Rabbits can be both territorial and hierarchical. Here it looks like a little squabble gets out of hand, and the two combatants end up rolling at some speed down the quite steep mound still locked together. Probably about 2 seconds between these two frames.
This Wood Pigeon lands on very long Ash tree branch which drops half a metre under their weight. Once the branch has stopped bouncing the Pigeon proceeds to eat every bud conveniently within reach.
This Wood Pigeon picks up a twig for the nest.
"This will match the current decor nicely".
The 'local' female Kestrel tolerates our presence down to about 15m away. Here she is in a Conifer watching us intently as we passed.
The automatic camera on the 'Meadow Post' captures this image of the female Kestrel arriving with a worm in her left claws. These two images taken about 0.4 seconds apart.
After eating the worm the female Kestrel spends another 8 minutes intensively studying the ground in the hope that a second helping is on offer.
Togetherness - Rook Style.
Two pairs of Rook near the nest guarding their temporary domicile.
Togetherness - Rook Style.
This Rook pair are perched about 1 metre above their nest.
Togetherness - Mallard Duck style.
Mallard ducks are visiting both the Round Pond (no good pics) and here the main pond. After a good feed this pair have hauled out onto the island.
This Magpie has picked up a thorn covered twig (probably last years Blackthorn) but seems to have the right wing temporarily tangled in the thorns.
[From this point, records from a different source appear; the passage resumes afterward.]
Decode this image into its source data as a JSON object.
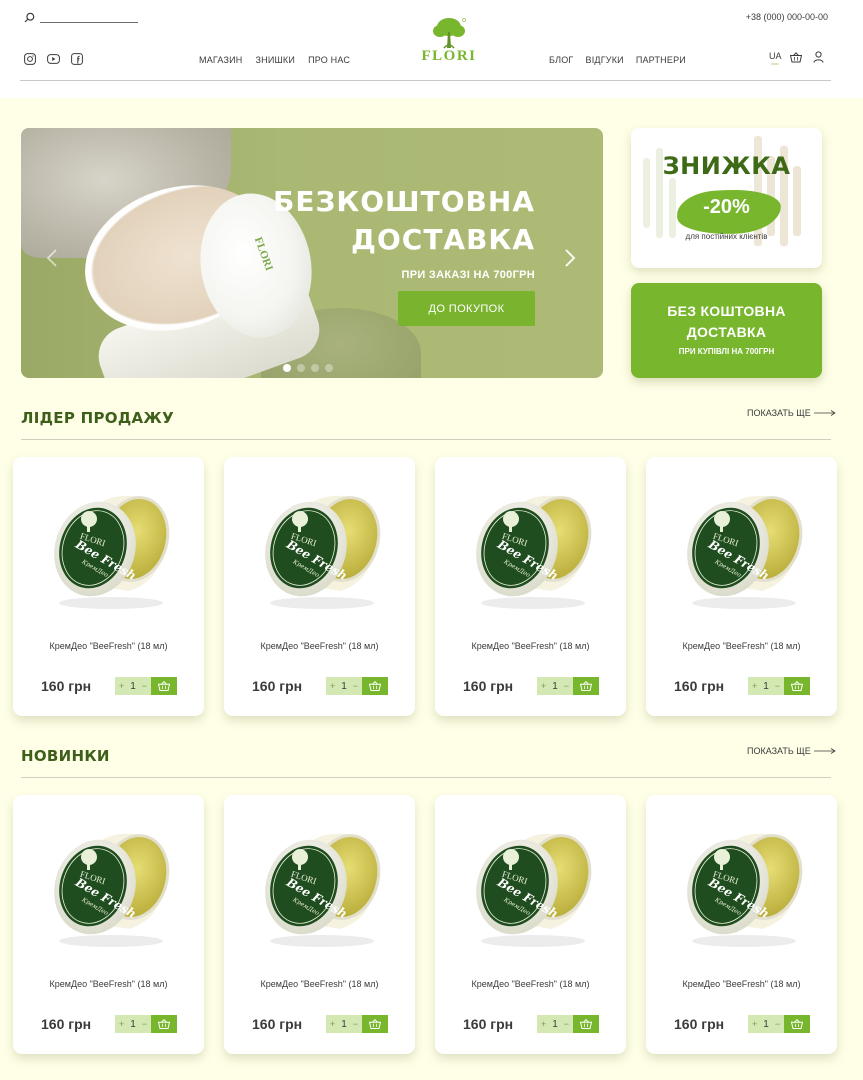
{
  "header": {
    "search": {
      "placeholder": ""
    },
    "phone": "+38 (000) 000-00-00",
    "nav_left": [
      "МАГАЗИН",
      "ЗНИШКИ",
      "ПРО НАС"
    ],
    "nav_right": [
      "БЛОГ",
      "ВІДГУКИ",
      "ПАРТНЕРИ"
    ],
    "logo_text": "FLORI",
    "language": "UA",
    "socials": [
      "instagram-icon",
      "youtube-icon",
      "facebook-icon"
    ]
  },
  "hero": {
    "title_line1": "БЕЗКОШТОВНА",
    "title_line2": "ДОСТАВКА",
    "subtitle": "ПРИ ЗАКАЗІ НА 700ГРН",
    "cta": "ДО ПОКУПОК",
    "slide_count": 4,
    "active_slide": 1
  },
  "promo_discount": {
    "title": "ЗНИЖКА",
    "value": "-20%",
    "note": "для постійних клієнтів"
  },
  "promo_delivery": {
    "title_line1": "БЕЗ КОШТОВНА",
    "title_line2": "ДОСТАВКА",
    "note": "ПРИ КУПІВЛІ НА 700ГРН"
  },
  "sections": [
    {
      "title": "ЛІДЕР ПРОДАЖУ",
      "show_more": "ПОКАЗАТЬ ЩЕ",
      "products": [
        {
          "name": "КремДео \"BeeFresh\" (18 мл)",
          "price": "160 грн",
          "qty": "1"
        },
        {
          "name": "КремДео \"BeeFresh\" (18 мл)",
          "price": "160 грн",
          "qty": "1"
        },
        {
          "name": "КремДео \"BeeFresh\" (18 мл)",
          "price": "160 грн",
          "qty": "1"
        },
        {
          "name": "КремДео \"BeeFresh\" (18 мл)",
          "price": "160 грн",
          "qty": "1"
        }
      ]
    },
    {
      "title": "НОВИНКИ",
      "show_more": "ПОКАЗАТЬ ЩЕ",
      "products": [
        {
          "name": "КремДео \"BeeFresh\" (18 мл)",
          "price": "160 грн",
          "qty": "1"
        },
        {
          "name": "КремДео \"BeeFresh\" (18 мл)",
          "price": "160 грн",
          "qty": "1"
        },
        {
          "name": "КремДео \"BeeFresh\" (18 мл)",
          "price": "160 грн",
          "qty": "1"
        },
        {
          "name": "КремДео \"BeeFresh\" (18 мл)",
          "price": "160 грн",
          "qty": "1"
        }
      ]
    }
  ],
  "stepper": {
    "minus": "−",
    "plus": "+"
  },
  "colors": {
    "brand_green": "#78b62e",
    "dark_green": "#3e5f1a",
    "page_bg": "#ffffe8",
    "stepper_bg": "#d3e8b3"
  }
}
At the edge of the frame we see this Magpie has a cargo of mud completely smothering the beak.
In some sunshine, but strong wind, we find this female Kestrel sheltering in the Lee of this conifer at the South East corner of our patch.
The female Kestrel decides to fly past us down the East hedge and vanish into this Leylandii. Accurately montaged at 7 fps but skipping some frames as you can see from the numbering. The sunrise adds a warm glow.